Tableau Prep can help in some of these cases—and can also be effective with some scenarios where data is minimally governed as well. Tableau Prep is available with any Creator License (the same license that is required to use Tableau Desktop) and provides a workaround for Tableau’s relatively limited data modeling capabilities.
With Tableau Prep, a developer can take datasets and ready them for analysis in Tableau. All the pivoting, field renaming, and joins can be achieved with Tableau Prep’s drag and drop interface, resulting in a unified dataset that can be saved to Tableau’s proprietary .hyper file format, compressing large volumes of data into a manageable file size that Tableau can work with.

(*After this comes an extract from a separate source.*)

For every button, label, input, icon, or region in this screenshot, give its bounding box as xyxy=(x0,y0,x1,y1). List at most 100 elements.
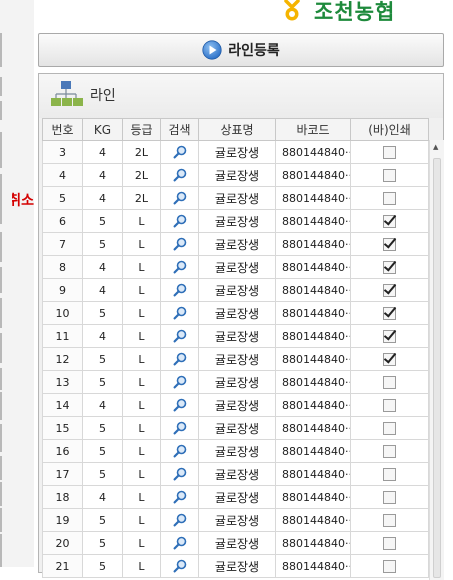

Although Tableau Prep can theoretically handle many disparate datasets, it is not a data warehouse replacement and is best served working with a small handful of tables that are not too large. Tableau Prep is often useful for automating by-hand work that an analyst does in Excel to prepare the data for the front-end application.
Sometimes a more formalized data management approach should be considered. These can run the gamut from a one-off Python or R script that automates data cleansing (although these should be deployed in a sustainable manner), using a data management tool like dbt to transform your data, or developing a formal data warehouse.
Some are intimidated by the up-front cost of these data management solutions, but over time, a formalized data management strategy will help you move out of the ‘murky middle’ of a high-data/low-management environment into a more sustainable data management approach.
Regardless of how your data is governed, there are some other key considerations for getting the most out of your Tableau deployment, each of which are inter-related.
There are several approaches to using Tableau. The more comfortable your organization is with managing data, the easier it will be to find a sustainable and functional solution to leverage Tableau’s analytics engine and visualization capabilities.